As the days went on, I saw more and more people passing in different college shirts. LSU, A&M, Ohio State, Michigan State, IU and the U all were present. I even saw an Illini shirt - I rarely see those even in Chicago! It wasn't until I was sitting at a restaurant off of Calle 6 where I heard my first "MIZ!" chant. I was wearing my Mizzou hat and sure enough, I turned around to see a man with a very familiar tiger head shirt on.

Upon returning home, I flew from Cancun to Atlanta to St Louis. Just before takeoff, the captain came on the radio and announced Ohio State had beaten Michigan 26-21 and two families cheered. I laughed because at that point I knew I had to write a story about the large community of college sports fans in the world. Yet, this wasn't even the defining moment.

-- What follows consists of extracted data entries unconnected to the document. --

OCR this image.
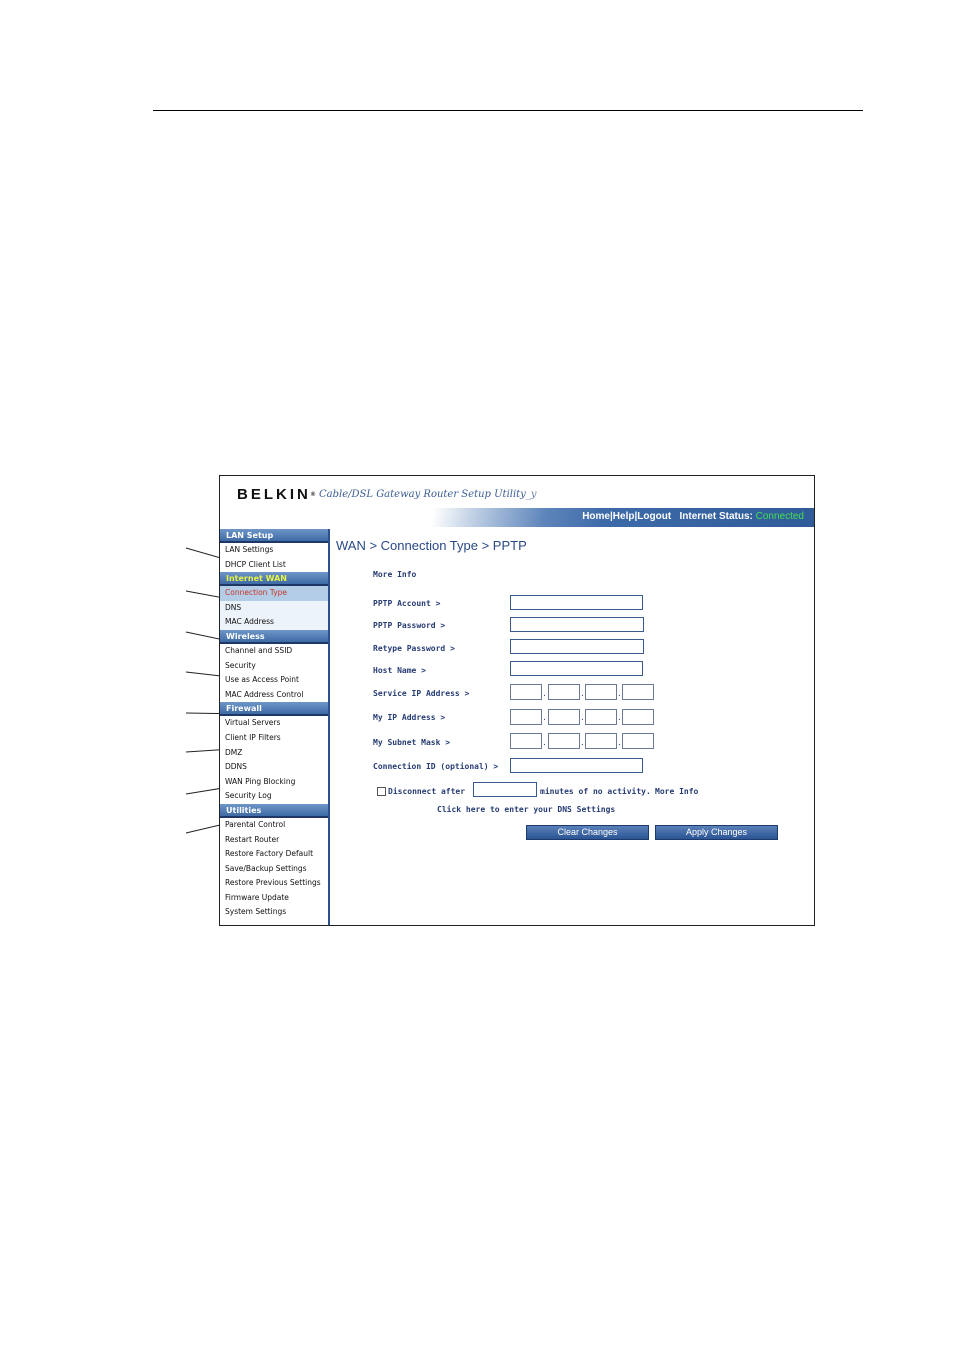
BELKIN® Cable/DSL Gateway Router Setup Utility_y
Home|Help|Logout Internet Status: Connected
LAN Setup
LAN Settings
DHCP Client List
Internet WAN
Connection Type
DNS
MAC Address
Wireless
Channel and SSID
Security
Use as Access Point
MAC Address Control
Firewall
Virtual Servers
Client IP Filters
DMZ
DDNS
WAN Ping Blocking
Security Log
Utilities
Parental Control
Restart Router
Restore Factory Default
Save/Backup Settings
Restore Previous Settings
Firmware Update
System Settings
WAN > Connection Type > PPTP
More Info
PPTP Account >
PPTP Password >
Retype Password >
Host Name >
Service IP Address >	.	.	.
My IP Address >	.	.	.
My Subnet Mask >	.	.	.
Connection ID (optional) >
Disconnect after	minutes of no activity. More Info
Click here to enter your DNS Settings
Clear Changes	Apply Changes
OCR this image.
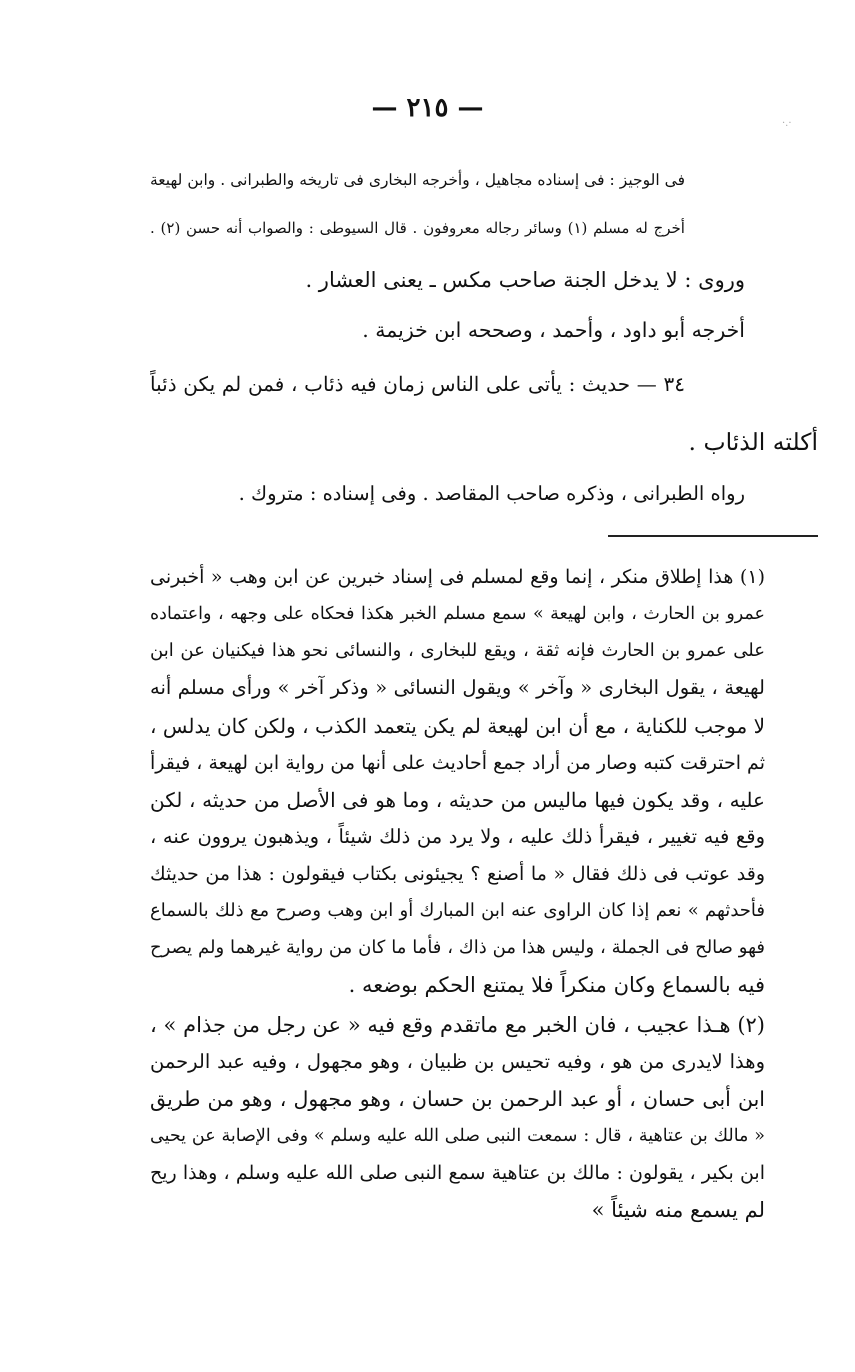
·.·
— ٢١٥ —
فى الوجيز : فى إسناده مجاهيل ، وأخرجه البخارى فى تاريخه والطبرانى . وابن لهيعة
أخرج له مسلم (١) وسائر رجاله معروفون . قال السيوطى : والصواب أنه حسن (٢) .
وروى : لا يدخل الجنة صاحب مكس ـ يعنى العشار .
أخرجه أبو داود ، وأحمد ، وصححه ابن خزيمة .
٣٤ — حديث : يأتى على الناس زمان فيه ذئاب ، فمن لم يكن ذئباً
أكلته الذئاب .
رواه الطبرانى ، وذكره صاحب المقاصد . وفى إسناده : متروك .
(١) هذا إطلاق منكر ، إنما وقع لمسلم فى إسناد خبرين عن ابن وهب « أخبرنى
عمرو بن الحارث ، وابن لهيعة » سمع مسلم الخبر هكذا فحكاه على وجهه ، واعتماده
على عمرو بن الحارث فإنه ثقة ، ويقع للبخارى ، والنسائى نحو هذا فيكنيان عن ابن
لهيعة ، يقول البخارى « وآخر » ويقول النسائى « وذكر آخر » ورأى مسلم أنه
لا موجب للكناية ، مع أن ابن لهيعة لم يكن يتعمد الكذب ، ولكن كان يدلس ،
ثم احترقت كتبه وصار من أراد جمع أحاديث على أنها من رواية ابن لهيعة ، فيقرأ
عليه ، وقد يكون فيها ماليس من حديثه ، وما هو فى الأصل من حديثه ، لكن
وقع فيه تغيير ، فيقرأ ذلك عليه ، ولا يرد من ذلك شيئاً ، ويذهبون يروون عنه ،
وقد عوتب فى ذلك فقال « ما أصنع ؟ يجيئونى بكتاب فيقولون : هذا من حديثك
فأحدثهم » نعم إذا كان الراوى عنه ابن المبارك أو ابن وهب وصرح مع ذلك بالسماع
فهو صالح فى الجملة ، وليس هذا من ذاك ، فأما ما كان من رواية غيرهما ولم يصرح
فيه بالسماع وكان منكراً فلا يمتنع الحكم بوضعه .
(٢) هـذا عجيب ، فان الخبر مع ماتقدم وقع فيه « عن رجل من جذام » ،
وهذا لايدرى من هو ، وفيه تحيس بن ظبيان ، وهو مجهول ، وفيه عبد الرحمن
ابن أبى حسان ، أو عبد الرحمن بن حسان ، وهو مجهول ، وهو من طريق
« مالك بن عتاهية ، قال : سمعت النبى صلى الله عليه وسلم » وفى الإصابة عن يحيى
ابن بكير ، يقولون : مالك بن عتاهية سمع النبى صلى الله عليه وسلم ، وهذا ريح
لم يسمع منه شيئاً »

When I was flying into Cancun, I was sat next to a screaming toddler. The entire first hour, the kid was crying his eyes out. I didn't think it could get worse, but then I remembered there's only one thing more annoying than a crying baby on a three hour flight. A couple sat down donning kansas Jayhawk shirts, at this point I just laughed. I tapped the lady, reached into my carry on and grabbed my Mizzou hat. We both laughed and she asked if she should get new seats or whether I'd be friendly. I told her I'd try to remain cordial.

I joked with the kU couple and said "it's such a shame we don't get to play today", and after a dazed and confused look she replied with "Oh, I had know idea we stopped playing in football. Lawrence is really only a basketball town." Even though Kim and Dan were the nicest kU fans I had met in my lifetime, they still fit the mold to a tee, even if we were hundreds of miles from Columbia.

This past weekend was rivalry weekend in college football. And while I was upset I would not be able to watch all the great games, I experienced something way more important. I got to see the influence that something so small has on something so large. Whether it's a team traveling hundreds of miles away to play Western Kentucky, or some friendly mid-flight banter, college sports matter all around the world.